Maria's latest, Long Drawn Knives, is plenty verbose, if only because each song's narrative structure depends on step-by-step storytelling more than truly lyrical songs might. Caithlin de Marrais' vocals are placed way on top of Kyle Fisher's guitar, neutralizing its strained expression (Fisher's mildly dissonant phrasing is by far the most articulate element in Maria's repertoire). Marrais is much more effective when she croons, as she does on "The Awful Truth of Loving" when she hopelessly confesses, "I wanted to be sweet/So you won't be disappointed." The lines describe an adherence to feminine stereotype just to save a relationship, emphasizing the sacrifices people make to remain in love. Her voice just doesn't translate well to punk agitation – and she has trouble varying her delivery when it comes to angst.
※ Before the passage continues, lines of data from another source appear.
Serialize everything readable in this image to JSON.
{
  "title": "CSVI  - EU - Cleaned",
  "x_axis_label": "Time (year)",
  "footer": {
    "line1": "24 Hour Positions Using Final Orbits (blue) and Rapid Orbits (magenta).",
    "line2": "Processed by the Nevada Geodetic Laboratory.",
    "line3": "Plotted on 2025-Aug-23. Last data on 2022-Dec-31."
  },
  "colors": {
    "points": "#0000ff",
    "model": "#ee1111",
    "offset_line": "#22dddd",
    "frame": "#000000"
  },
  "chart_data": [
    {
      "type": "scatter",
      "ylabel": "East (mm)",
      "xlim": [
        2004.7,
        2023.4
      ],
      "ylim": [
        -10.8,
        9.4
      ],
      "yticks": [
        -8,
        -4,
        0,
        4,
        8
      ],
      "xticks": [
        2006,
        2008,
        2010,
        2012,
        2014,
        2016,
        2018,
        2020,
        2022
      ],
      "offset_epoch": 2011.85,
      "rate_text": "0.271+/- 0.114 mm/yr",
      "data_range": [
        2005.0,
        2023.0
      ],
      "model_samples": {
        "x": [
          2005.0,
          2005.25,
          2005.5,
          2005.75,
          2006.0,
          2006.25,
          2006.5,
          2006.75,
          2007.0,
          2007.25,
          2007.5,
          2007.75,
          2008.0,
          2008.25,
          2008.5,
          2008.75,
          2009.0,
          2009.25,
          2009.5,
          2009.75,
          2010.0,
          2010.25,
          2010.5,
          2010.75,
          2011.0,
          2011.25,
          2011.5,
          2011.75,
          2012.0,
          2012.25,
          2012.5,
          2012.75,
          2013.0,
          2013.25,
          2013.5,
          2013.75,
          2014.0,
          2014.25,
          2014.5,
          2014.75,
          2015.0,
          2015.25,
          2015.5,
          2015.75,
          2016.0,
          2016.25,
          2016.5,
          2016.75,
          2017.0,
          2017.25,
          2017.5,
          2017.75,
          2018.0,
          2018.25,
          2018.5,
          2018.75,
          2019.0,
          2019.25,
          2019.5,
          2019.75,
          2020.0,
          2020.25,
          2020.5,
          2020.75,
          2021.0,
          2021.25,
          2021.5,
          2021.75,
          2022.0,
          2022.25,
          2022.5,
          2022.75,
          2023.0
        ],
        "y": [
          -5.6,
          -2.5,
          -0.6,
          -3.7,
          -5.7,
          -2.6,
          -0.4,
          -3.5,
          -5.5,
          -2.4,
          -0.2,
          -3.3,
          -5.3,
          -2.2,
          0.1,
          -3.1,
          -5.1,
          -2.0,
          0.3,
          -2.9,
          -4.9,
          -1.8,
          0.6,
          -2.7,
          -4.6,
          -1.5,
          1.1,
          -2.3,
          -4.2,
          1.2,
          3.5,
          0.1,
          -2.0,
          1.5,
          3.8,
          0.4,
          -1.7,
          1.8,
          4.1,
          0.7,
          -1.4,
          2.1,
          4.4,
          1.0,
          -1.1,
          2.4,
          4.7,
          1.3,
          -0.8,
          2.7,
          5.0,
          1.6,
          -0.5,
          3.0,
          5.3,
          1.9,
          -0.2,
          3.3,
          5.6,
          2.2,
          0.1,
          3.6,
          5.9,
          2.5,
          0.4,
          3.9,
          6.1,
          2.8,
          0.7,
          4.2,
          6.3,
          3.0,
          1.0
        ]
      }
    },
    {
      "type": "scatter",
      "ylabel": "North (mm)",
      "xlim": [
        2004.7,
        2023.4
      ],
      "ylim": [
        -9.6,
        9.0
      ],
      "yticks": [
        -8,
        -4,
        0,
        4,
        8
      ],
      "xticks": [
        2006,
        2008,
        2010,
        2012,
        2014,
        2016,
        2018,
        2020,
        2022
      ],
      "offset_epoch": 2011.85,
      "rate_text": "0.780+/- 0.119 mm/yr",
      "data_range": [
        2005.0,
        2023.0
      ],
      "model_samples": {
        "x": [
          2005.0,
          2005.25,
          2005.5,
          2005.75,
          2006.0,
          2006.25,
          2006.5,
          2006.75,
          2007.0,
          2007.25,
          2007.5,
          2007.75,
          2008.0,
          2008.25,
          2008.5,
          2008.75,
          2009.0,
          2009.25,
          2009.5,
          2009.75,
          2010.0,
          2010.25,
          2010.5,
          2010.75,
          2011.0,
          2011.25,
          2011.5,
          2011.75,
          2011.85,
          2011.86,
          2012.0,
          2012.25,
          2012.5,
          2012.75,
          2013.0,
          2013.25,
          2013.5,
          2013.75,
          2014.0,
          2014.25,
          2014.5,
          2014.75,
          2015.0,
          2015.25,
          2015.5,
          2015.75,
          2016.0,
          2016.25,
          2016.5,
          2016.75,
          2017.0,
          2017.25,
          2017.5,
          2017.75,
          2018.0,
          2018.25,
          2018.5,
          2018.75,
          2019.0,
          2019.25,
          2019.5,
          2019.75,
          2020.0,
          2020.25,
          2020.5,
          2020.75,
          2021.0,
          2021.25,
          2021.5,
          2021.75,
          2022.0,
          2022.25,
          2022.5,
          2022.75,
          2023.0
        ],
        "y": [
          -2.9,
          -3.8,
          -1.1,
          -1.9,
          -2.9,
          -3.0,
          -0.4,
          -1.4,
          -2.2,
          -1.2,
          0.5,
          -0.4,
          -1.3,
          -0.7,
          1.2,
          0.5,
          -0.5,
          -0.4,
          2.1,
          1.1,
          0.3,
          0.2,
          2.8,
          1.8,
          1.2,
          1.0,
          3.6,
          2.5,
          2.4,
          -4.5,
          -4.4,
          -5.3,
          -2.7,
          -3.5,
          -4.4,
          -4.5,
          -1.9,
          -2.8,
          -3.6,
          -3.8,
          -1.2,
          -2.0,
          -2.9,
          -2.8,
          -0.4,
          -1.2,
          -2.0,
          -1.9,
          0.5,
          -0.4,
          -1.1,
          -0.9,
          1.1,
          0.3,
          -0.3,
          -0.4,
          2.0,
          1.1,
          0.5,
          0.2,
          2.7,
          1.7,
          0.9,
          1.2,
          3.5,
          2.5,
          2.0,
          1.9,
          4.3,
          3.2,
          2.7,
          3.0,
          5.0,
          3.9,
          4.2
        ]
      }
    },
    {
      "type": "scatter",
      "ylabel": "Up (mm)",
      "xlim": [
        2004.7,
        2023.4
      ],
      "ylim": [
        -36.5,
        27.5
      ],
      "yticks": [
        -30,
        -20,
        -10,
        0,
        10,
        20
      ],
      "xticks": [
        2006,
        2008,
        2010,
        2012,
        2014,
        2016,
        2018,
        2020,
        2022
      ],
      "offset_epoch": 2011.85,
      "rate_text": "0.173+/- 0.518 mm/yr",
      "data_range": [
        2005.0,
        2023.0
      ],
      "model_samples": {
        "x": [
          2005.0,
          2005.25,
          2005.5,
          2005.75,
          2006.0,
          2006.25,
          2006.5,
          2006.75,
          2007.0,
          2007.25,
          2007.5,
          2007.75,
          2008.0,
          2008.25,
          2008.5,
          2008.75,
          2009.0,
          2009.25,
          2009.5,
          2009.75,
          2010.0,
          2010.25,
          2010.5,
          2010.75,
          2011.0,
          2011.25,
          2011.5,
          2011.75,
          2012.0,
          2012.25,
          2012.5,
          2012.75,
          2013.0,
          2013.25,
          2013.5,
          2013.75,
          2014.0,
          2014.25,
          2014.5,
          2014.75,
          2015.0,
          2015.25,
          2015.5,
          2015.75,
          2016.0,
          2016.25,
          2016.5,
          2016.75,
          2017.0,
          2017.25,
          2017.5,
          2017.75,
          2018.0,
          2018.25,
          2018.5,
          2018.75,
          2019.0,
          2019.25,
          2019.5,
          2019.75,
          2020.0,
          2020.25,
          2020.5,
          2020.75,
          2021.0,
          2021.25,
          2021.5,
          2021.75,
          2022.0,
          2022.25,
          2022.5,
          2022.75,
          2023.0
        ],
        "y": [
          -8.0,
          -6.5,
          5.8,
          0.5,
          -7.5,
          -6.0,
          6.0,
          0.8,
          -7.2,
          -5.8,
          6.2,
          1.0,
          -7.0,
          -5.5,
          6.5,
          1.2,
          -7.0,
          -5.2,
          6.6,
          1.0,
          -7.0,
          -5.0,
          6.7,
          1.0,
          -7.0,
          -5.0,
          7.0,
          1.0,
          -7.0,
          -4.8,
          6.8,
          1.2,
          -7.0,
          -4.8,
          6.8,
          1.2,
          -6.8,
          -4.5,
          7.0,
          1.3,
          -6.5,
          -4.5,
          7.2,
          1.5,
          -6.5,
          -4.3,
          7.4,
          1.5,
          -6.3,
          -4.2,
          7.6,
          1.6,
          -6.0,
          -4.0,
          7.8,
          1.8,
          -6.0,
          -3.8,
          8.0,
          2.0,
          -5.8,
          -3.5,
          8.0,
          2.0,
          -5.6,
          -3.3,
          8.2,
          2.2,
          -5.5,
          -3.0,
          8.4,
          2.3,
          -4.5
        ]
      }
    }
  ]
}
"Double Life" and "Ears Ring," the two great songs on the album, emphatically pull at the listener with their obsessive, looping guitars and desperate lyricism. Marrais implores her lover in "Double Life" to save her "some time," which works both as a plea for companionship and psychic help. The majority of the other tracks, however, point to romanticism as their catalyst but lose their effectiveness because they go on much too long. As on 2001's A Better Version of Me, the beautiful-sounding lead track here, "Mystery and Misery," becomes agitating because of unrelenting repetition.

Rainer Maria could take note from its namesake, who learned while studying with the sculptor Rodin that things have a "concentrated reality" – even songs. Or maybe the band can just drink more beer and learn a little rock 'n' roll brevity.